Interviewed on German television on Monday, Greens leader Katrin Goering-Eckardt avoided speaking about the new deal altogether, instead criticizing the government for hurting confidence with last week's accord, which is now obsolete.
More importantly for Merkel, the agreement with Cyprus reinforces her image as a tough negotiator who is only prepared to expose German taxpayers to euro zone bailouts in return for the most painful of reform commitments.
She had taken a risk on Cyprus by demanding, initially via Schaeuble, heavy losses for Cypriot bank depositors and then refusing to budge.
Had Anastasiades not relented, Cyprus would have gone bankrupt, potentially spreading contagion across the single currency bloc for which Merkel would have been blamed.
To avoid that fate and prevent a repeat of the embarrassing deal that unraveled the previous week, sources at the Brussels negotiations said Merkel gave very clear instructions this time around that she wanted a deal sealed before the unwieldy Eurogroup, with its 17 finance ministers, convened.

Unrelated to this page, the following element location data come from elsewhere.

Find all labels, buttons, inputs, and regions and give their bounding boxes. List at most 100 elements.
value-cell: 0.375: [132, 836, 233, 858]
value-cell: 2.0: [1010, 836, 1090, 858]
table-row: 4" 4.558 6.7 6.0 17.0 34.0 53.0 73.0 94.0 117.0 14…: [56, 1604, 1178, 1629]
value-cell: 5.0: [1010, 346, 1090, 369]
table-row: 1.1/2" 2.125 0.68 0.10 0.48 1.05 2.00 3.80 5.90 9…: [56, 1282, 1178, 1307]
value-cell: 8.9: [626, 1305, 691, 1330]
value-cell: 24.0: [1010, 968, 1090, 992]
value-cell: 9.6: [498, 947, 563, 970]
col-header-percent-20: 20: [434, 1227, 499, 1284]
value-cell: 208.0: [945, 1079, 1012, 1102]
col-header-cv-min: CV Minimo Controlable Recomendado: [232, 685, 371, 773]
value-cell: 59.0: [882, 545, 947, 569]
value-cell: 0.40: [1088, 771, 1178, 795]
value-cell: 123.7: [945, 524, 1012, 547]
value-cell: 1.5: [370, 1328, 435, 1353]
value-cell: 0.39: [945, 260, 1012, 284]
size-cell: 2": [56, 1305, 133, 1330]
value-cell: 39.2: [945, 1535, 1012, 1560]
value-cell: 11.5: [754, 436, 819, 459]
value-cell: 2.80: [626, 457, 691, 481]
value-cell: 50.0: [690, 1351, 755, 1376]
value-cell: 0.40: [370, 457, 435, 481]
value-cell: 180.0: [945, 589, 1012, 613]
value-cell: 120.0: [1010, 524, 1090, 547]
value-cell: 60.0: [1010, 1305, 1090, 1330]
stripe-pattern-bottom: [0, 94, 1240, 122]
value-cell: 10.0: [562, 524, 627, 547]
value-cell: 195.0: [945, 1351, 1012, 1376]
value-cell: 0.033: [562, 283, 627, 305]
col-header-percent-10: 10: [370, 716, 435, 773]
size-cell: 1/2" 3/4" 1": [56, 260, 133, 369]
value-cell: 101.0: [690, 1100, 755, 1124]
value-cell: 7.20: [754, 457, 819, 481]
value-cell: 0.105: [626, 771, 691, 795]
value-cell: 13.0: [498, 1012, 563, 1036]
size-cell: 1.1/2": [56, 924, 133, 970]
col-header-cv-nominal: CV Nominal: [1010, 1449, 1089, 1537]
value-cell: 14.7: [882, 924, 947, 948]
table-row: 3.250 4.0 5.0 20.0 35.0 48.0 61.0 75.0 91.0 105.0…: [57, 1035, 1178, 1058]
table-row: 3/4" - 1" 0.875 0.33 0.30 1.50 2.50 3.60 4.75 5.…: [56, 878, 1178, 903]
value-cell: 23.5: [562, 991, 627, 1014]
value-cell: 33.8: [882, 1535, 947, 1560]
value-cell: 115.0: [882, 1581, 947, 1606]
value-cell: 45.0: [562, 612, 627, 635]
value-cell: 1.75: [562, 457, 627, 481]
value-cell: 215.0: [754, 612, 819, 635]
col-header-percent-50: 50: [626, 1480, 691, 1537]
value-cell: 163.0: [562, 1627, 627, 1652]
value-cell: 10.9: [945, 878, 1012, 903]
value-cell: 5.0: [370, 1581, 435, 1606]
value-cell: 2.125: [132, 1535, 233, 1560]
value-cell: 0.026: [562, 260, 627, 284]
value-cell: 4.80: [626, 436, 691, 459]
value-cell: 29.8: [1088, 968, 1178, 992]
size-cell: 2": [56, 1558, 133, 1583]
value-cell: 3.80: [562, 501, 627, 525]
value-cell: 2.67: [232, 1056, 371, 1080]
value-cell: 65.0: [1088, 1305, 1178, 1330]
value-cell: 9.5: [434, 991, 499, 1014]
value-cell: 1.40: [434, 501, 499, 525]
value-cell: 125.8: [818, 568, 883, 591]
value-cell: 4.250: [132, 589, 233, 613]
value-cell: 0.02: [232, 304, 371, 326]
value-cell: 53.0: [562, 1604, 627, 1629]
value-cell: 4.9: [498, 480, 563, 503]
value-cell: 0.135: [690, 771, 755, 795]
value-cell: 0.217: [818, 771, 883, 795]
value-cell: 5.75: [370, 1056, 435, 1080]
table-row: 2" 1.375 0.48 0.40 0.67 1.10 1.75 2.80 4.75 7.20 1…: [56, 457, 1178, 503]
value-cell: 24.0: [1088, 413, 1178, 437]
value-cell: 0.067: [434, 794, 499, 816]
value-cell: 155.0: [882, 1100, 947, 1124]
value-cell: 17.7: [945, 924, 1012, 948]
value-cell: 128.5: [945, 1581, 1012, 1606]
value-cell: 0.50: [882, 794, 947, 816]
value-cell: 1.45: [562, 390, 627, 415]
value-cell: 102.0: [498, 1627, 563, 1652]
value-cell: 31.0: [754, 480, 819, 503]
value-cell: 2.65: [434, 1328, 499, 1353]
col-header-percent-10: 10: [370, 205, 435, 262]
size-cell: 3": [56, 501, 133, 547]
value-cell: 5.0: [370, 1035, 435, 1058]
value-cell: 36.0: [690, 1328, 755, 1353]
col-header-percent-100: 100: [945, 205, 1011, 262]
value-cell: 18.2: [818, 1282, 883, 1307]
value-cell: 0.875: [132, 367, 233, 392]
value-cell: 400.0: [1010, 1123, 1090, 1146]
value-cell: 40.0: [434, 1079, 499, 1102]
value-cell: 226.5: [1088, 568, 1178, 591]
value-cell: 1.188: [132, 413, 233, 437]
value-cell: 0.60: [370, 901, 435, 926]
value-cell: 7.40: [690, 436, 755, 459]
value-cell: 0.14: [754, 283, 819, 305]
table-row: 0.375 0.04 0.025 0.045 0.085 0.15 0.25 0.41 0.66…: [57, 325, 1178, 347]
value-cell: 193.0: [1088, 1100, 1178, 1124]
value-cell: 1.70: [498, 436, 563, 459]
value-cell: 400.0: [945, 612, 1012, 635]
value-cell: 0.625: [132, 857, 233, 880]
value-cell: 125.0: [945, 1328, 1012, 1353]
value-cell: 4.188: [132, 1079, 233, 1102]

This meant that a smaller group, led by European Council President Herman van Rompuy and also including European Central Bank President Mario Draghi and International Monetary Fund chief Christine Lagarde, ended up negotiating with Anastasiades and his Finance Minister Michael Sarris for much of the night, while Schaeuble and his counterparts waited.
Merkel and French President Francois Hollande were on standby, ready to be consulted at any time.
Still, the deal carries significant risks and could come back to haunt Germany and its partners down the line.
After a week in which Cypriot banks were shuttered, the country faces a substantial hit to its economy and the risk of further capital flight that could shatter the foundations on which the deal is based.
Then there is the question of how eagerly Anastasiades, whose only apparent victory on Monday was preserving the island's biggest bank in shrunken form, will implement a program he clearly didn't want.
"I am confident that the program will work, but let's be honest. At this moment, we cannot say exactly what the impact is going to be," European Commission President Jose Manuel Barroso said. "It will depend on the level of implementation and the commitment of Cyprus itself."
Merkel, who has been depicted in Nazi uniform by angry protesters in Nicosia over the past weeks, will also have to accept further damage to her image outside of Germany and a deepening of the divide between Europe's north and south.
German officials were peppered with questions on Monday about whether the Cyprus agreement would aggravate long-simmering resentment of Berlin within Europe, and perhaps even convince some states that Merkel's cure is worse than their disease.
For Nicosia's European partners and financial markets, one of the most positive aspects of the deal was that the Cypriot parliament did not have to approve it. But how long will Anastasiades be able to keep onside lawmakers who feel they've been mandated to by Berlin?
"It is far from clear that all the current members of the Euro area will be prepared to join Germany on this journey, once they have fully internalized how tough it is going to be," said J.P. Morgan analyst Alex White.